Wisconsin Limits Solar EV Chargers to EVs

Wisconsin Limits Solar EV Chargers to EVs – There are two new Wisconsin bills focused on solar electric car chargers that were approved by the Wisconsin Congress. AB 588 and SB 573 would like to emphasize that the sale of electric kilowatt hours to electric vehicles is not under the control of electric vehicle charging station owners under utility regulations. Currently, electric cars cost per minute, not kilowatt hours. However, the bill has been amended with some worrying provisions, as SolarPowerWorldOnline notes.

The prerequisite is that all electricity sold through electric car chargers must come from local equipment.

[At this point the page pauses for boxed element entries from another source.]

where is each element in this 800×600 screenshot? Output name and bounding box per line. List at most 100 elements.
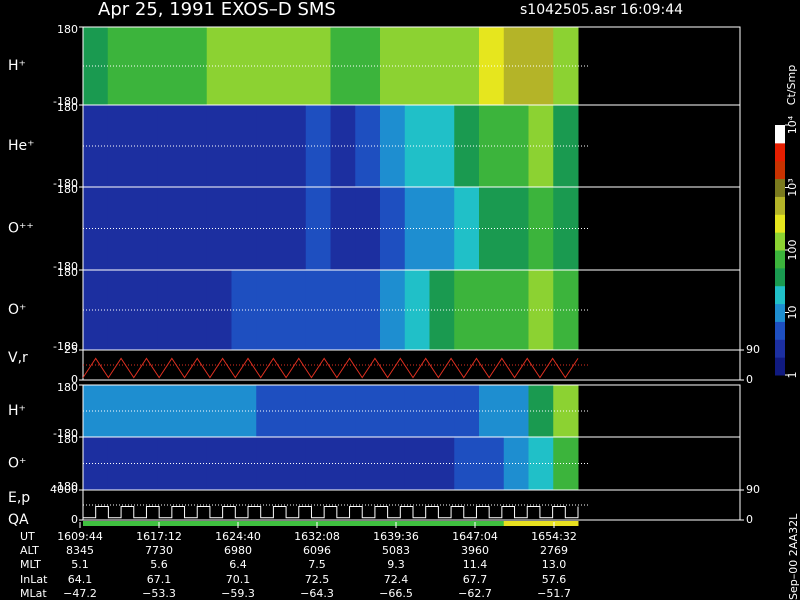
colorbar-swatch xyxy=(775,232,785,251)
cell: 5.6 xyxy=(150,558,168,571)
spectrogram-cell xyxy=(231,270,257,350)
panel-label: V,r xyxy=(8,350,28,366)
cell: −47.2 xyxy=(63,587,97,600)
spectrogram-cell xyxy=(404,270,430,350)
spectrogram-cell xyxy=(503,385,529,437)
colorbar-label: Ct/Smp xyxy=(785,65,798,105)
spectrogram-cell xyxy=(305,187,331,270)
spectrogram-cell xyxy=(107,105,133,187)
cell: −59.3 xyxy=(221,587,255,600)
spectrogram-cell xyxy=(305,385,331,437)
panel-label: O⁺ xyxy=(8,456,26,472)
row-label: ALT xyxy=(20,544,39,557)
spectrogram-cell xyxy=(429,187,455,270)
cell: 70.1 xyxy=(226,573,251,586)
panel-label: O⁺⁺ xyxy=(8,221,34,237)
spectrogram-cell xyxy=(231,437,257,490)
cell: 9.3 xyxy=(387,558,405,571)
row-label: InLat xyxy=(20,573,48,586)
spectrogram-cell xyxy=(503,437,529,490)
spectrogram-cell xyxy=(132,27,158,105)
colorbar-tick-label: 10³ xyxy=(786,178,799,196)
spectrogram-cell xyxy=(404,437,430,490)
file-label: s1042505.asr 16:09:44 xyxy=(520,2,683,18)
spectrogram-cell xyxy=(231,27,257,105)
spectrogram-cell xyxy=(305,27,331,105)
spectrogram-cell xyxy=(107,270,133,350)
y-tick-label: 0 xyxy=(71,373,78,386)
y2-tick-label: 0 xyxy=(746,513,753,526)
colorbar-swatch xyxy=(775,125,785,144)
cell: 1647:04 xyxy=(452,530,498,543)
spectrogram-cell xyxy=(528,105,554,187)
spectrogram-cell xyxy=(206,270,232,350)
data-line xyxy=(83,506,579,519)
y-tick-label: 0 xyxy=(71,513,78,526)
colorbar-swatch xyxy=(775,160,785,180)
spectrogram-cell xyxy=(528,270,554,350)
panel-label: E,p xyxy=(8,490,30,506)
y-tick-label: 25 xyxy=(64,343,78,356)
panel-label: H⁺ xyxy=(8,403,26,419)
spectrogram-cell xyxy=(132,187,158,270)
qa-cell xyxy=(256,521,282,526)
spectrogram-cell xyxy=(528,385,554,437)
spectrogram-cell xyxy=(206,105,232,187)
spectrogram-cell xyxy=(132,105,158,187)
qa-cell xyxy=(553,521,579,526)
colorbar-swatch xyxy=(775,357,785,376)
spectrogram-cell xyxy=(404,27,430,105)
spectrogram-cell xyxy=(528,187,554,270)
spectrogram-cell xyxy=(330,385,356,437)
cell: 72.4 xyxy=(384,573,409,586)
spectrogram-cell xyxy=(330,187,356,270)
panel-frame xyxy=(82,489,741,521)
cell: 11.4 xyxy=(463,558,488,571)
spectrogram-cell xyxy=(231,385,257,437)
spectrogram-cell xyxy=(404,105,430,187)
qa-cell xyxy=(355,521,381,526)
spectrogram-cell xyxy=(231,105,257,187)
qa-cell xyxy=(503,521,529,526)
spectrogram-cell xyxy=(429,27,455,105)
spectrogram-cell xyxy=(429,385,455,437)
qa-cell xyxy=(206,521,232,526)
spectrogram-cell xyxy=(429,437,455,490)
cell: 67.7 xyxy=(463,573,488,586)
colorbar-swatch xyxy=(775,267,785,287)
spectrogram-cell xyxy=(330,105,356,187)
row-label: UT xyxy=(20,530,35,543)
cell: −53.3 xyxy=(142,587,176,600)
cell: 13.0 xyxy=(542,558,567,571)
colorbar-swatch xyxy=(775,339,785,358)
spectrogram-cell xyxy=(231,187,257,270)
spectrogram-cell xyxy=(528,27,554,105)
spectrogram-cell xyxy=(107,385,133,437)
spectrogram-cell xyxy=(206,437,232,490)
colorbar-swatch xyxy=(775,196,785,215)
y-tick-label: 4000 xyxy=(50,483,78,496)
cell: 2769 xyxy=(540,544,568,557)
spectrogram-cell xyxy=(330,270,356,350)
spectrogram-cell xyxy=(132,385,158,437)
cell: 6980 xyxy=(224,544,252,557)
colorbar-tick-label: 10 xyxy=(786,306,799,320)
y-tick-label: -180 xyxy=(53,480,78,493)
y-tick-label: -180 xyxy=(53,260,78,273)
cell: 1639:36 xyxy=(373,530,419,543)
row-label: MLT xyxy=(20,558,41,571)
qa-cell xyxy=(454,521,480,526)
y-tick-label: -180 xyxy=(53,95,78,108)
cell: 57.6 xyxy=(542,573,567,586)
cell: 72.5 xyxy=(305,573,330,586)
y-tick-label: -180 xyxy=(53,177,78,190)
colorbar-swatch xyxy=(775,321,785,340)
y-tick-label: 180 xyxy=(57,433,78,446)
qa-cell xyxy=(528,521,554,526)
spectrogram-cell xyxy=(330,27,356,105)
colorbar-swatch xyxy=(775,303,785,322)
qa-cell xyxy=(281,521,307,526)
spectrogram-cell xyxy=(132,270,158,350)
spectrogram-cell xyxy=(305,270,331,350)
qa-cell xyxy=(182,521,208,526)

Electric car chargers that receive electricity from rooftop solar systems or additional public solar panels are prohibited if they are charged.

Wisconsin Limits Solar EV Chargers to EVs

For example, if the Tesla Supercharger uses solar power and the Megapack to generate electricity for the charging station, Tesla will not be able to sell Supercharger services to its customers per kilowatt-hour.

Wisconsin Limits Solar EV Chargers

The bill further states that no city, town, district, village, district, school, or government agency is authorized to operate, manage or lease public transportation facilities. However, city councils are allowed to allow places or private entities to do so on their own property.

On February 2, the Senate Equipment, Technology, and Communications Committee held a public hearing on SB 537, and the Congressional Energy and Utilities Committee set an executive session to vote on AB 588 for February 3. Currently, we do not know the election results. However, RENEW Wisconsin testified on the bill. The group supports the first goal of the bill – to allow relevant non-utility entities to sell electricity to electric vehicles without violating government utility laws.

Currently, charging stations that are not useful for electric vehicles are charged per minute rather than the amount of power transmitted. This causes owners of slow charging vehicles to consume more energy than owners of fast charging vehicles. He went on to note that the bill would address one problem but create innovations that severely limit the use of solar chargers as well as storage in Wisconsin.

In his testimony, RENEW noted that this is a new technology that could make electric charging stations more practical and affordable in areas of the state where domestic utility infrastructure is inadequate. In some cases, utilities find upgrade costs too high and prefer to keep energy costs low. This certification lists the benefits of a solar powered EV charger in addition to the following loads:

Facilitate the use of electric car chargers in rural areas. The use of electric car chargers is allowed if the power infrastructure is insufficient. Rural areas such as state parks, tourist areas and small towns with low-capacity grid infrastructure can accommodate other non-electric car chargers.

• Reducing infrastructure costs. If there is insufficient power capacity somewhere, sometimes a solar storage system can cost less than installing the grid and infrastructure.

Reduces the cost of increasing demand immediately. Some companies looking to host chargers face the risk of a short-term increase in energy demand, which could lead to a sharp increase in demand for electricity bills. Solar + storage facilities can address this problem while reducing the need to create high-cost demand on the grid by saving taxpayers’ money. EnTech installed such a system at Bergstrom Ford in Neenah after John Bergstrom discovered after plugging in some of his new electric vehicles that “they billed three times as much electricity as usual.”

Increase flexibility and security. When the power grid is cut off for any reason, EV solar panels can become an important power source not only for ambulances and first responders turning to electric vehicles, but also for the general public. .

You can read the full testimonial here.

In December, Joseph Daniel contributed as a special guest to CleanTechnica, entitled “The Magical Math of Supplemental Solar Storage.” In this post, he explains the benefits of solar energy as well as storage from a mathematical point of view. This is a good read.